Jordan is fortunate to take over a job ensconced in customs of unity and devotion. "The Butler Way" -- call it earnest, cheesy, whatever, it's working -- has allowed the team to remain intact after Holtmann's exit. The only player the program lost out on was four-star recruit Kyle Young, an Ohio native who followed Holtmann to OSU. With Kelan Martin and Kamar Baldwin back, Butler should be a single-digit seed in the 2018 NCAA Tournament.
And though Butler in 2007, when Jordan left to be an assistant at Iowa with Lickliter, is vastly different from Butler in 2017, Jordan sees a big opportunity to keep things moving. That is the huge challenge, though. It's the big unknown. Can Jordan keep Butler at this level?
"There's things that look different, but the guts of it are the same," Jordan said.
Big East now vs. Horizon League then. Butler is no longer a little guy. It's a national brand.
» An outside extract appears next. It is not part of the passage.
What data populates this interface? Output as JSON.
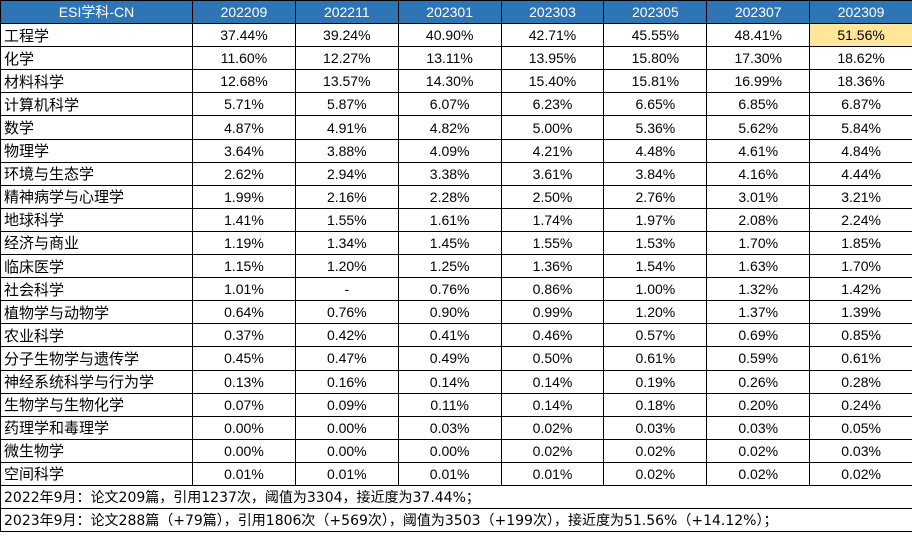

It has a national reputation and identity, which is something maybe 20 college basketball programs can truly claim. Butler is now a top-50 program and a top-50 job, no doubt about it. A decade ago, it wouldn't have qualified in the top 100 in college basketball. Collier could have opted to hire a coach with more experience and more on his résumé than Jordan, but that doesn't matter now. Jordan is the pick, and Butler's future rides on it. The Big East has become a compact, competitive, reliable 10-team battle royal.
There has been discussion in recent years as to whether it's the coaches that make Butler what it is, or vice-versa. It's a bit of both. The program has never been in a better position in its 119-year history than right now. Jordan is tasked with keeping the climb moving. At most other places, he wouldn't be expected to do it. At Butler, it's just different.